L'offensiva delle forze alleate fu attivamente assistita dai partigiani italiani. Nel periodo dal giugno 1944. Fino al marzo 1945, hanno effettuato 6449 azioni armate, 5570 atti di sabotaggio, distrutto almeno 16mila fascisti e catturato un gran numero di armi nemiche (784). Questi successi dei partigiani italiani e di tutti i patrioti furono raggiunti in una situazione estremamente difficile creata dal grande terrore delle truppe di Hitler e dei fascisti italiani che collaboravano con loro, nonché dalla politica dei circoli reazionari di Stati Uniti e Gran Bretagna diretto contro i comunisti e altre forze progressiste in Italia.

Le forze alleate in Italia potrebbero ottenere un maggiore successo e portare a termine le operazioni se ci fosse sempre coerenza nelle loro azioni. L'offensiva degli eserciti britannico e americano, di regola, è stata pianificata ed eseguita in tempi diversi: se uno di loro è andato all'offensiva, l'altro si stava solo preparando e viceversa. Ciò consentì al comando tedesco non solo di manovrare da solo e localizzare rapidamente le scoperte delle forze alleate, ma anche di trasferire formazioni dal fronte italiano alla Francia meridionale, alla Grecia e al fronte orientale.
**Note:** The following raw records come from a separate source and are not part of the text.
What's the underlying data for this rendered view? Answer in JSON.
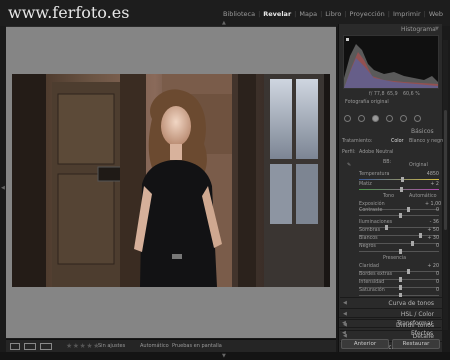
{
  "site": {
    "logo": "www.ferfoto.es"
  },
  "modules": [
    "Biblioteca",
    "Revelar",
    "Mapa",
    "Libro",
    "Proyección",
    "Imprimir",
    "Web"
  ],
  "active_module": "Revelar",
  "histogram": {
    "title": "Histograma",
    "readouts": [
      "f/ 77,8",
      "65,9",
      "60,6 %"
    ],
    "original_label": "Fotografía original"
  },
  "basic": {
    "title": "Básicos",
    "treatment_label": "Tratamiento:",
    "treatment_color": "Color",
    "treatment_bw": "Blanco y negro",
    "profile_label": "Perfil:",
    "profile_value": "Adobe Neutral",
    "wb_label": "BB:",
    "wb_value": "Original",
    "temp_label": "Temperatura",
    "temp_value": "4850",
    "tint_label": "Matiz",
    "tint_value": "+ 2",
    "tone_label": "Tono",
    "tone_auto": "Automático",
    "exposure_label": "Exposición",
    "exposure_value": "+ 1,00",
    "contrast_label": "Contraste",
    "contrast_value": "0",
    "highlights_label": "Iluminaciones",
    "highlights_value": "- 36",
    "shadows_label": "Sombras",
    "shadows_value": "+ 50",
    "whites_label": "Blancos",
    "whites_value": "+ 30",
    "blacks_label": "Negros",
    "blacks_value": "0",
    "presence_label": "Presencia",
    "clarity_label": "Claridad",
    "clarity_value": "+ 20",
    "dehaze_label": "Bordes extras",
    "dehaze_value": "0",
    "vibrance_label": "Intensidad",
    "vibrance_value": "0",
    "saturation_label": "Saturación",
    "saturation_value": "0"
  },
  "sections": [
    "Curva de tonos",
    "HSL / Color",
    "Dividir tonos",
    "Detalle",
    "Correcciones de lente",
    "Transformar",
    "Efectos"
  ],
  "buttons": {
    "previous": "Anterior",
    "reset": "Restaurar"
  },
  "filmstrip": {
    "view_label": "Sin ajustes",
    "mode_label": "Automático",
    "screen_label": "Pruebas en pantalla",
    "stars": "★★★★★"
  },
  "colors": {
    "accent": "#e8e8e8",
    "panel": "#2a2a2a",
    "canvas": "#858585"
  }
}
Uno dei motivi principali dell'incompletezza delle operazioni alleate in Italia è l'indecisione dell'operato del comando angloamericano. L'ex generale hitlerita Z. Westphal scrive a questo proposito: “... se gli alleati occidentali avessero mostrato più coraggio nell'affrontare le questioni operative, avrebbero potuto concludere vittoriosamente la campagna sulla penisola appenninica molto prima e con perdite significativamente inferiori per se stessi e altri "(785). Nel frattempo, in una serie di lavori di storia militare britannica e americana, questa circostanza viene ignorata. Le operazioni di combattimento delle forze alleate contro un nemico significativamente inferiore a loro in forza e mezzi sono presentate come "assalto a una fortezza europea", mentre la "potenza" della difesa e la feroce resistenza dei nazisti sono esagerate. Gli autori di tali libri sostengono che il comando alleato, nel pianificare le operazioni in Italia, ha sempre mostrato coraggio e risolutezza, ma tutti i suoi sforzi sono stati ridotti al minimo dalla presunta superiorità costante del nemico nel numero delle truppe (ad eccezione di un breve periodo del tempo nell'estate del 1944).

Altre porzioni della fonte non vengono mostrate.